Depuis sa présentation, le projet de décret sur la programmation énergétique (PPE) de la France est scruté point par point par les acteurs concernés. En matière d'énergie marine, six régions littorales sont montées au créneau en mars dernier. La Normandie, la Bretagne, les Pays de la Loire, la Nouvelle-Aquitaine, l'Occitanie et la région Sud-Provence-Alpes-Côte d'Azur, ont présenté une contre-proposition plus ambitieuse pour répondre aux attentes des territoires en matière de transition énergétique. Elles veulent un rythme de développement d'au moins 1 GW par an via la programmation d'appels d'offres pour l'éolien posé et flottant. "Les présidents des régions littorales sont pleinement conscients de la nécessité de baisser les coûts de production de l'électricité produite par ces filières mais considèrent que les volumes actuels ne permettent pas pour autant d'engager les transitions dont la France a besoin", ont-elles écrit dans un communiqué commun.
Les industriels, représentés par le Syndicat des énergies renouvelables (SER) ont mis au point leur contre-proposition. Ils s'inquiètent surtout des mesures concernant la méthanisation mais aussi et surtout l'éolien en mer.
Tout est une question de timing
Le projet actuel de PPE prévoit une capacité installée de 4,7 à 5,2 GW d'éolien en mer posé ou flottant en 2028. Ce chiffre comprend les capacités déjà en développement (3,1 GW) ainsi que les projets qui seront alloués entre 2019 et… une date ultérieure. Mais ce qui inquiète le SER, c'est le timing. "Dans la mesure où un délai d'environ six à sept ans est nécessaire entre l'attribution d'un appel d'offres et la mise en service d'un parc éolien en mer, seuls les projets attribués d'ici 2021 pourront être en service en 2028", explique Jean-Louis Bal, son président. Or, d'ici 2021, peu d'appels d'offres sont prévus (cf tableau).

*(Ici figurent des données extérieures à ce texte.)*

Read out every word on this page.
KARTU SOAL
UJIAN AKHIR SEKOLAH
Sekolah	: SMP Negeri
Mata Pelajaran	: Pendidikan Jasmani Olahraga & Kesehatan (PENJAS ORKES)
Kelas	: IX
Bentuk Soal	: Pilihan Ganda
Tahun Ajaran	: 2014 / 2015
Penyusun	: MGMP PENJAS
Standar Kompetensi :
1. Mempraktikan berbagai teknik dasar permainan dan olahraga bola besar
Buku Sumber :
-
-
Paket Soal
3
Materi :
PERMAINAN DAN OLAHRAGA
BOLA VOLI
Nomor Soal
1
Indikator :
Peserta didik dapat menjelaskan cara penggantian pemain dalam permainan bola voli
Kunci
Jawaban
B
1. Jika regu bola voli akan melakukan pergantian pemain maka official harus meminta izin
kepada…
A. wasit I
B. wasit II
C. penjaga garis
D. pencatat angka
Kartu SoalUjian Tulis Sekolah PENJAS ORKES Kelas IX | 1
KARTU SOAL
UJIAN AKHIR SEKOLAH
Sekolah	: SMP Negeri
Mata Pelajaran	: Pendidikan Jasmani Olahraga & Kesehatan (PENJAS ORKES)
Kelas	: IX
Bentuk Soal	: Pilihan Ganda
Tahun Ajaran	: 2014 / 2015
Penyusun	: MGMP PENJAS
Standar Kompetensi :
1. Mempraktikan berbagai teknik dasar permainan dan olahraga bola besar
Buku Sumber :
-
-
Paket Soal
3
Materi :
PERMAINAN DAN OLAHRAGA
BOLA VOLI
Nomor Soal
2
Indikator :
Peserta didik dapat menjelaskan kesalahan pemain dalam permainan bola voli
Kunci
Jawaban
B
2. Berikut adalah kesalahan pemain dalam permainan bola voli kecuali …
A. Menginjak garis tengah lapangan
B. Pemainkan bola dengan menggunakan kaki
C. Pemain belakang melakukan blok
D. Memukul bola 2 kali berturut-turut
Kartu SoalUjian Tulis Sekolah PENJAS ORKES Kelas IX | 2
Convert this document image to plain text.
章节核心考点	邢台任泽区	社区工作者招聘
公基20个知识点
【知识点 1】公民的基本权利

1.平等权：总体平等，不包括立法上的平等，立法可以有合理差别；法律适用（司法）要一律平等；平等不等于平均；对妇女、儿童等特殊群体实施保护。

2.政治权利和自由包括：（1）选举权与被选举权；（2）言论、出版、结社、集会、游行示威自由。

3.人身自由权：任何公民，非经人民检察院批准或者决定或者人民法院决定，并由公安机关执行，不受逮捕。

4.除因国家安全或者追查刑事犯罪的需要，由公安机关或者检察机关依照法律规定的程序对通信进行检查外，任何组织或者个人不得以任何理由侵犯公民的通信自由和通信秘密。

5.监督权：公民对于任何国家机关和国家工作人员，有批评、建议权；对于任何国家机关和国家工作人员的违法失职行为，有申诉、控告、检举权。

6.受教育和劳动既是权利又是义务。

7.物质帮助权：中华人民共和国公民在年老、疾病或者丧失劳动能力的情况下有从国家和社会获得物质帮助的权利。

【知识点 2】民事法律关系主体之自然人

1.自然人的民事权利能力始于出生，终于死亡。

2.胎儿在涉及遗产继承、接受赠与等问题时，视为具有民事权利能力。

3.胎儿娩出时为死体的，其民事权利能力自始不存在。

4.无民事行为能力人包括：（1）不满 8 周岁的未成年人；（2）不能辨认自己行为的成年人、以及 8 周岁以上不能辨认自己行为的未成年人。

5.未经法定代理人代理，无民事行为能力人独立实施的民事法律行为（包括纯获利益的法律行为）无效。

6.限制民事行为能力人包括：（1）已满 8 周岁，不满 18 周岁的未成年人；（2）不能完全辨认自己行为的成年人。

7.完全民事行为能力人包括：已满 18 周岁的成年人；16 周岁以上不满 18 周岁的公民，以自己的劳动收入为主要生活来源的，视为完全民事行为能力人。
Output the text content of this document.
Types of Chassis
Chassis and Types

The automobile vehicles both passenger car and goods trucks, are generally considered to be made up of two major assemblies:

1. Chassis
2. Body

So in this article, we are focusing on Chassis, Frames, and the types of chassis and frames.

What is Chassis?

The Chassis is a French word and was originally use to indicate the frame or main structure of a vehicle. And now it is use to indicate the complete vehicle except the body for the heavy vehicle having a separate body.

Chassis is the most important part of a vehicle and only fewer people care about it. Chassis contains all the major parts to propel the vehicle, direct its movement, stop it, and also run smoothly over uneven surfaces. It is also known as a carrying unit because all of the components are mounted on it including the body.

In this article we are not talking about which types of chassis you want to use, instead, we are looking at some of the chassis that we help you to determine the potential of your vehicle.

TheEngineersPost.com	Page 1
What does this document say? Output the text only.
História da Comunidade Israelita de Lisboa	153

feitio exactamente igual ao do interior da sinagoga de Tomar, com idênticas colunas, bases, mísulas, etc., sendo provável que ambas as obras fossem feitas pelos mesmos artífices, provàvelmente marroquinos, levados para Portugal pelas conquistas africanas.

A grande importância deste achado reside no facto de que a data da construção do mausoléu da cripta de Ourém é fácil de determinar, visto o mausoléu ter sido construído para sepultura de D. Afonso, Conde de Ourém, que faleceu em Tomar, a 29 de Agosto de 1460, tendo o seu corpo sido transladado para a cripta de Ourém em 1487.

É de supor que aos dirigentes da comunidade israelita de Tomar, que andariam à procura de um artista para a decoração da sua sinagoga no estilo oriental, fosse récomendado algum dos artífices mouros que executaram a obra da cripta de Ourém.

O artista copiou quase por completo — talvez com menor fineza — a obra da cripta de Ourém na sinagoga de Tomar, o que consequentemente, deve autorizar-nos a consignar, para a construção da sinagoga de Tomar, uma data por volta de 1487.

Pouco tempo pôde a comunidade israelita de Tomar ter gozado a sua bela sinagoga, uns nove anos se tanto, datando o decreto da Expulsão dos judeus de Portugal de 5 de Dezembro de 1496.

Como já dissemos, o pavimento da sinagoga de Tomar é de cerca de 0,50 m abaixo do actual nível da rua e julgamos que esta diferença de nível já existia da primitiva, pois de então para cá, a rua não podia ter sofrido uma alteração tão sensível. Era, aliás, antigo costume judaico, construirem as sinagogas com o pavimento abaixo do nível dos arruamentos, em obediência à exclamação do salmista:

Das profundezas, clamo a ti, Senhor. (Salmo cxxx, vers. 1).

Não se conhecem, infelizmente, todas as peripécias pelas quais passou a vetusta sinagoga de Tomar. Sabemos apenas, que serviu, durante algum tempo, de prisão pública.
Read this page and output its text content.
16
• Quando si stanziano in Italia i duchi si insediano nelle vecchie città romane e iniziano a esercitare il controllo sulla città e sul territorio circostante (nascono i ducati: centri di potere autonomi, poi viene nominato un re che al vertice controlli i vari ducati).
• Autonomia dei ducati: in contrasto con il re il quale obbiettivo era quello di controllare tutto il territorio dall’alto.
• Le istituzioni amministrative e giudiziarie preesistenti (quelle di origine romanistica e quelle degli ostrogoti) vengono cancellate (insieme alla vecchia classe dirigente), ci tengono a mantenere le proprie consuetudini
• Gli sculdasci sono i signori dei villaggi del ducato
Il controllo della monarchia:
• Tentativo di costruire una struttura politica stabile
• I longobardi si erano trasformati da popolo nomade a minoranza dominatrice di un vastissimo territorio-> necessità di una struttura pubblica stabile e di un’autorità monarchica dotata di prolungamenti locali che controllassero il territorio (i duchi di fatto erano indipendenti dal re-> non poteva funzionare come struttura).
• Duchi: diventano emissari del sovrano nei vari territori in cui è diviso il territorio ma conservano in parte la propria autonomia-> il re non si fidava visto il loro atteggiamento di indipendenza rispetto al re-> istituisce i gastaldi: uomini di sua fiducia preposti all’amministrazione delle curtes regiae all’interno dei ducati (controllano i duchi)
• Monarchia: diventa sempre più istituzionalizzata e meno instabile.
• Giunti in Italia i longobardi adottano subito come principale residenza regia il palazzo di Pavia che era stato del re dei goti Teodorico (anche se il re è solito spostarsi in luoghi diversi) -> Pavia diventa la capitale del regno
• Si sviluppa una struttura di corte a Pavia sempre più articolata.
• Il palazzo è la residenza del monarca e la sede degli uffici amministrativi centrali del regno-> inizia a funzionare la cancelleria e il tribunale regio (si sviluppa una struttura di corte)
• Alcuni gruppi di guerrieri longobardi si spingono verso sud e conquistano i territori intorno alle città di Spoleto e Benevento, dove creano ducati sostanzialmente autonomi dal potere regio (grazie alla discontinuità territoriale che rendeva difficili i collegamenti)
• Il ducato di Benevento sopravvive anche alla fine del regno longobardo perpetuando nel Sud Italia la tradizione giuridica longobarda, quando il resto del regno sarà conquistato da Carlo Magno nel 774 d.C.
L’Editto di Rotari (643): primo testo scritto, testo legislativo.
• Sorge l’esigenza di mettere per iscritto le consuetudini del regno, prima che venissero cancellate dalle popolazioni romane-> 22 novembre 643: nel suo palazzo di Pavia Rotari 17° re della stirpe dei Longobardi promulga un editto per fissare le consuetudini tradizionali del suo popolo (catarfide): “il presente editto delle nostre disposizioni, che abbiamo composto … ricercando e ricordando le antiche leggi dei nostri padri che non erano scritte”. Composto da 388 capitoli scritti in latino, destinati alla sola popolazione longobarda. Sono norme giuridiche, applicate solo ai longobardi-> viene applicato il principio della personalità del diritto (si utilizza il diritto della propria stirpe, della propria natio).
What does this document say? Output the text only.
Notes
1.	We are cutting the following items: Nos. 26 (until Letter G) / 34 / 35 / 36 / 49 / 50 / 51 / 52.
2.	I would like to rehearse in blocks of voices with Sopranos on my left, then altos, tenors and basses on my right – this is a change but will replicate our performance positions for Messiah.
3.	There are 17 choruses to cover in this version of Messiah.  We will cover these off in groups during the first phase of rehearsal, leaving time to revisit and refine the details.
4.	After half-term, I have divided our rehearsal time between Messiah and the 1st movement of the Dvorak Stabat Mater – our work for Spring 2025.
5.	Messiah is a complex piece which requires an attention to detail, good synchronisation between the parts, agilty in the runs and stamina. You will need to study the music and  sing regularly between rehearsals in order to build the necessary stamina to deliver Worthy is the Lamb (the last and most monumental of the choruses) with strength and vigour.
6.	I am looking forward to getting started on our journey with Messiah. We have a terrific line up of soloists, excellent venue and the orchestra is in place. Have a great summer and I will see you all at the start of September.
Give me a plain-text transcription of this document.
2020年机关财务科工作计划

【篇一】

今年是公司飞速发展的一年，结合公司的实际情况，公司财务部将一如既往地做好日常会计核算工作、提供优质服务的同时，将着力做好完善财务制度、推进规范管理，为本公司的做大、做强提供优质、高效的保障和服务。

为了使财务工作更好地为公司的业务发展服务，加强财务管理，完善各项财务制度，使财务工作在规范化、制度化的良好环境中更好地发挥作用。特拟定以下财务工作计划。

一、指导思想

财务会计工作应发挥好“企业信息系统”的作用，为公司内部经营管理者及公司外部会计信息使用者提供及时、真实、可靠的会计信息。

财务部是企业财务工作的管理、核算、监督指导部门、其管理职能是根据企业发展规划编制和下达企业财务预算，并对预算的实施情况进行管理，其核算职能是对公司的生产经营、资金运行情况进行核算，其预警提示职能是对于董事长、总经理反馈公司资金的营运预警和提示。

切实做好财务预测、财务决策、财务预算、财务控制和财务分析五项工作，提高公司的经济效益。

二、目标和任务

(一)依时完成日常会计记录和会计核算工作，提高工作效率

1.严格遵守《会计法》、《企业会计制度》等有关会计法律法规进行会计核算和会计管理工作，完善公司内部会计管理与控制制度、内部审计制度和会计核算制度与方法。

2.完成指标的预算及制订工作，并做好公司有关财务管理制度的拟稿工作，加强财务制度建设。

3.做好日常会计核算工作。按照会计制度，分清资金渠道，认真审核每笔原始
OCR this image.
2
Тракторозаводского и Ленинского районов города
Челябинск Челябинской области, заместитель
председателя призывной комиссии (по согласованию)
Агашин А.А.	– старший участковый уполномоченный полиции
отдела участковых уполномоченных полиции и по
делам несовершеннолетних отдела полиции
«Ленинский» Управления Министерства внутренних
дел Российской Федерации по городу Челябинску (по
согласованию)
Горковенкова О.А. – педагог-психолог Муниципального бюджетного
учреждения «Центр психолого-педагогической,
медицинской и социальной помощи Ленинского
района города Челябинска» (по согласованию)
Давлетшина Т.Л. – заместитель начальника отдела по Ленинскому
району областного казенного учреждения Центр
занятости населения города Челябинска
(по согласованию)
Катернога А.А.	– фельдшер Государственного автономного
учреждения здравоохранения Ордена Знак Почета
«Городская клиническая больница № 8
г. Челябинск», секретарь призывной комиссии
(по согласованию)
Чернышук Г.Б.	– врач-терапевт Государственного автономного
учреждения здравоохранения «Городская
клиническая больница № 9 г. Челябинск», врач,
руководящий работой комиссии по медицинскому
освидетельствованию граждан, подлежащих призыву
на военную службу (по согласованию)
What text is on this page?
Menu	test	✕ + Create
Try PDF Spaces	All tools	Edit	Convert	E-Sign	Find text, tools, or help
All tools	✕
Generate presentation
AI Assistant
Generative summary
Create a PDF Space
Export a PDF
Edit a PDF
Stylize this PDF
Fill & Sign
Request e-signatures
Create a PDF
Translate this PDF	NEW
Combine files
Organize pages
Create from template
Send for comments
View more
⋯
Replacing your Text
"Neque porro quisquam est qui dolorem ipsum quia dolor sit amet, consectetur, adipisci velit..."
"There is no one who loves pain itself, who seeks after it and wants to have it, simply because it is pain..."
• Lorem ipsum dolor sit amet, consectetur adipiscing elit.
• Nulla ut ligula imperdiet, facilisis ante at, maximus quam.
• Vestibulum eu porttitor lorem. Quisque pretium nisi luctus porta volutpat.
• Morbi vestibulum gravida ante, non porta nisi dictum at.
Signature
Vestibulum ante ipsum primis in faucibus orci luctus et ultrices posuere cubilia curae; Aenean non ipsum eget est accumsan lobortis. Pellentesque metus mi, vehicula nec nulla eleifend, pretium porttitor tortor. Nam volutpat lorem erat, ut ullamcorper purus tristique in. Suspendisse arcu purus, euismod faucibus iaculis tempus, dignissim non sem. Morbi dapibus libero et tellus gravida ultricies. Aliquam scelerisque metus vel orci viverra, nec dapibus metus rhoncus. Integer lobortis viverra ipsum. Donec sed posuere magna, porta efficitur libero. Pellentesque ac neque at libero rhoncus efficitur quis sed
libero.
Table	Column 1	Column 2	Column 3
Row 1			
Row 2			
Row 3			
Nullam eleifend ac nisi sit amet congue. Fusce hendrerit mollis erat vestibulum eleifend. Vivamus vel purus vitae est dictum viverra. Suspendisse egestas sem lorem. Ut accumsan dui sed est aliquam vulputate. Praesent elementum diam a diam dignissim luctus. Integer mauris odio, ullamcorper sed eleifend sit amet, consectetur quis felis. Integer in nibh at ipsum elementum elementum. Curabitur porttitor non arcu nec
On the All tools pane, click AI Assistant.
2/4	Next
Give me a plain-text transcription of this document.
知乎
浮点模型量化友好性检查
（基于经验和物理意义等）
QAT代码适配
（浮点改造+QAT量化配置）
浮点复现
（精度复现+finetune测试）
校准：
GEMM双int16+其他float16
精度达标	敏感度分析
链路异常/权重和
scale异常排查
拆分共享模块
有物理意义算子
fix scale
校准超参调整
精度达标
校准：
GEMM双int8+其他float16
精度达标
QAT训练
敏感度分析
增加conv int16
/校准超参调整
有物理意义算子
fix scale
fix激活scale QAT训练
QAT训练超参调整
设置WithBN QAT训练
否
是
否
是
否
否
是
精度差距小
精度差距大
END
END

Selon le SER, le rythme d'appels d'offres se situe en moyenne entre 540 MW et 665 MW par an d'ici 2024, soit "une dynamique nettement inférieure aux attentes de la profession et des régions littorales" qui défendaient un volume minimum de 1.000 MW par an. Le SER regrette aussi un rythme "très irrégulier", provoquant des creux de charge dans les productions, une visibilité insuffisante pour investir dans les capacités industrielles et accélérer la baisse des coûts par effet d'échelle.
Gagner sur les prix pour accroître le nombre de parcs à un coût constant
Pour renforcer les objectifs et accélérer le rythme, le SER et France énergie éolienne (FEE) proposent un autre calendrier (cf. tableau).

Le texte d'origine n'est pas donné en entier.